Editors’ Preface

BRAVING ICE AGE CLIMATES, EARLY HUMANS colonised our remote corner of the European mainland time and again. Glacial periods were succeeded by interglacials, with far-reaching consequences for the ability of early people to visit these islands, far less to stay permanently. Here is a strangely different but dimly recognisable Britain. It is shown through the eyes of a distinguished archaeologist who treats the reader to a contemporary view of the very latest findings in the quest to unravel the interactions between the changing environments and their ancient human occupants, their lifestyles and migrations, in these islands. Here we see the latest dating techniques and the latest discoveries from archaeological sites around Britain, from the southwest peninsula to the Scottish islands. We take in about a million years of prehistory, and are treated to an intimate view of the lives of humans before the advent of the farming revolution we call the Neolithic.

The very fact that we can devote an entire New Naturalist volume to the Palaeolithic and Mesolithic also tells us something about the prodigious expansion in our knowledge of these ancient peoples, and their environments. Using an interdisciplinary approach Nick Ashton reveals some of the fruits of his work with his colleagues from the Ancient Human Occupation of Britain project. This is a collaborative effort involving archaeologists, palaeontologists, and earth scientists at a number of different British institutes, including the Natural History Museum and the British Museum. In pulling this story together this volume enables us to learn much about the humans but also a great deal about the plants and animals into whose midst they came as scavengers and top carnivores in these early ecological niches.

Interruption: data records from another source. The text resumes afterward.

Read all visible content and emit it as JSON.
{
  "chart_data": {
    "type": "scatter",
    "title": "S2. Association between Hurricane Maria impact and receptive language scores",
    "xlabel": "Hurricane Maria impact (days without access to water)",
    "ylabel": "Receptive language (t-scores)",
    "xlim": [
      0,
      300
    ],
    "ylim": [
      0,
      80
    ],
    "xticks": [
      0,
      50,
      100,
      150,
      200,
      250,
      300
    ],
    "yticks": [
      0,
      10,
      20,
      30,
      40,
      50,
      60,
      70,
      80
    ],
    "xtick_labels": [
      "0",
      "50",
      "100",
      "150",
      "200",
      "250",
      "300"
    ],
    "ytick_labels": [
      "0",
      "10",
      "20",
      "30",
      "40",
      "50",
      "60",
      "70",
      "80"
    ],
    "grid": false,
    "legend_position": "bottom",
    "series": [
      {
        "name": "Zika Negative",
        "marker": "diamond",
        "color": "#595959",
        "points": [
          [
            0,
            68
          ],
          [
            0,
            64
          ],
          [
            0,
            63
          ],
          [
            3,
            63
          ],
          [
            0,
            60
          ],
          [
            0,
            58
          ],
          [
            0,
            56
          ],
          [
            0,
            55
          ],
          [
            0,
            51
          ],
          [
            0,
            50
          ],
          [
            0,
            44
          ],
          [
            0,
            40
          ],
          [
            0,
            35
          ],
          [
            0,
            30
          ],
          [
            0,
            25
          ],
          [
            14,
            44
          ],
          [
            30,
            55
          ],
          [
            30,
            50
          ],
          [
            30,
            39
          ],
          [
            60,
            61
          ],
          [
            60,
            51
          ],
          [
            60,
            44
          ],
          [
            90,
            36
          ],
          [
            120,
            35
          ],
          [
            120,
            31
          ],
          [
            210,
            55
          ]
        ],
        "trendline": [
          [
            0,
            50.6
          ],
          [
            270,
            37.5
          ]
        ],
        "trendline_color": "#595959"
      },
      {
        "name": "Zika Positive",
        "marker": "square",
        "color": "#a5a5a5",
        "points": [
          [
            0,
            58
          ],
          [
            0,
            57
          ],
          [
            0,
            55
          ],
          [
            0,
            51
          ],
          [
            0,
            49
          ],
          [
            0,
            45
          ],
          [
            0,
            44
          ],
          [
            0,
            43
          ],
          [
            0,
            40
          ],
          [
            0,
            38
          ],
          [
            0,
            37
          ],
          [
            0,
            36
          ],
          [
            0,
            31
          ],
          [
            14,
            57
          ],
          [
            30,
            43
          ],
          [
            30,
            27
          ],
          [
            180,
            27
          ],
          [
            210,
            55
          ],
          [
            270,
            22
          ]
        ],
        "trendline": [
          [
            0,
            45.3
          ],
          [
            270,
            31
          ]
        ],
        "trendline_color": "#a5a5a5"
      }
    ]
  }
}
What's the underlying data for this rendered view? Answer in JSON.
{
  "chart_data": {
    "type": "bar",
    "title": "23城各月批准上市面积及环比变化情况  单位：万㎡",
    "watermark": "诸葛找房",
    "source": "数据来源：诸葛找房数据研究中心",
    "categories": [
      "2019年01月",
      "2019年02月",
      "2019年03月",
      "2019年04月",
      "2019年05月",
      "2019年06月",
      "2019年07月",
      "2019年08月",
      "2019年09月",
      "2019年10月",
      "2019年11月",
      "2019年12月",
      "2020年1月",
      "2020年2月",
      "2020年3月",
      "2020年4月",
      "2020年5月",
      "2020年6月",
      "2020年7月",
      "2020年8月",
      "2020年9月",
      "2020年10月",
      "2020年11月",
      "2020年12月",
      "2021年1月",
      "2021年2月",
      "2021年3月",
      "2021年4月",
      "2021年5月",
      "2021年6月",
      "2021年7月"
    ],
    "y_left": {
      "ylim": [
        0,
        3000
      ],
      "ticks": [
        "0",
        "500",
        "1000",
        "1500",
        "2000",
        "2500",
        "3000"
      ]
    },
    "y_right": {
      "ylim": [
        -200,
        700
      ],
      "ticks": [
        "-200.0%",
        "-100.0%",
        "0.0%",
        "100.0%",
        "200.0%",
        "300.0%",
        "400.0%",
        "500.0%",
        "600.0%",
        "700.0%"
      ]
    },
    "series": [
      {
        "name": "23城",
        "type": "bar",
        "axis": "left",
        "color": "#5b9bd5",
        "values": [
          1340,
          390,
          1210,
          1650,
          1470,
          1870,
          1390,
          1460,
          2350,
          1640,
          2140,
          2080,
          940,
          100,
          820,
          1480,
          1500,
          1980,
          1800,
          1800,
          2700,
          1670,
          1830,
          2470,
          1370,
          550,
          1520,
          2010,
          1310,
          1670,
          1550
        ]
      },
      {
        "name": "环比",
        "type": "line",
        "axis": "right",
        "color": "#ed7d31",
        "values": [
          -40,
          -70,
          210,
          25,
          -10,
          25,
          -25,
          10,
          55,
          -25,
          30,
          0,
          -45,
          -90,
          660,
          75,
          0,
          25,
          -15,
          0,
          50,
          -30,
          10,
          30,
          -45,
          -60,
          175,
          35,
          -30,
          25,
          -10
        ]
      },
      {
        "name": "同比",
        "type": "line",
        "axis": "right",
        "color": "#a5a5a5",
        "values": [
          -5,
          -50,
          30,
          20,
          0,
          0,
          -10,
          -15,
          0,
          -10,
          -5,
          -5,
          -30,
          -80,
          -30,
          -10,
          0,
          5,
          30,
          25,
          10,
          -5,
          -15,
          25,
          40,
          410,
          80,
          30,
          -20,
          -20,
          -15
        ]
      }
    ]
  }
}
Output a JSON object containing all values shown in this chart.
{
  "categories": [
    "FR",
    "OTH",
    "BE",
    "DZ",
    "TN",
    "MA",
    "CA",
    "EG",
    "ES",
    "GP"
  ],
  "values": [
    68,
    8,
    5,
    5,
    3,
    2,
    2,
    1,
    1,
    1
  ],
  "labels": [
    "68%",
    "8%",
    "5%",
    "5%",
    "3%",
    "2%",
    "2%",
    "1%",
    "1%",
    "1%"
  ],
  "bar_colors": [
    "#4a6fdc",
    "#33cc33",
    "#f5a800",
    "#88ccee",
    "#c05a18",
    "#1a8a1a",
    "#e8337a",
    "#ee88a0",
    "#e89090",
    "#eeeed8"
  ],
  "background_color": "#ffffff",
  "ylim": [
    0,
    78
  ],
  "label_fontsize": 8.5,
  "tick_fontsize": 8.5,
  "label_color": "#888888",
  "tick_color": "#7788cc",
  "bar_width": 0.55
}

Here, to use an apt simile, is the cutting edge of research drawn from a wide field of specialists. But in setting out the most recent findings, Nick Ashton also offers a longer and contextual perspective: he unveils the long history of the many individuals who have been instrumental in developing the skills and interpretations upon which our current knowledge lies. He also shows how, over several centuries, the broad outlines of prehistoric chronology have been painstakingly built up by amateurs and enthusiasts as well as by the educated and leisured. And this is, above all, a personal account which tells of the excitement of discovery, the difficulties of fieldwork in often appalling, even perilous, conditions, and the pleasures of teamwork. Through his eyes we see the hippopotamus, elephant and rhinoceros grazing the banks of the early Thames, roaming through what is now Trafalgar Square, but devoid of humans; and amazingly we see the footprints, discovered in 2013, left by groups of people, including children, as they walked perhaps as much as 900,000 years ago by the proto-Thames along what is now the Norfolk coast at Happisburgh, or much later as a group walked through the muds of the Severn Estuary.

This is by no means the first New Naturalist volume to approach the study of early humans and their environments. Volume 18 of the New Naturalist series, published in 1951, was H. J. Fleure’s A Natural History of Man in Britain which was reprinted in 1959 with corrections, including the removal of a reference to the hoax Piltdown Man. The fact that this early volume included just 13 pages on the Palaeolithic and Mesolithic periods, and that in 1953 The Weald (volume 26) was published with just six pages covering the pre-Neolithic period, compared to the totality of the present volume, tells us much about the explosion of research over the past 60 years. So here is a detailed, rigorous and engrossing account of the environmental nature of the earliest human occupation of Britain, interspersed with telling illustrations, some of which are the author’s own photographs taken in the field.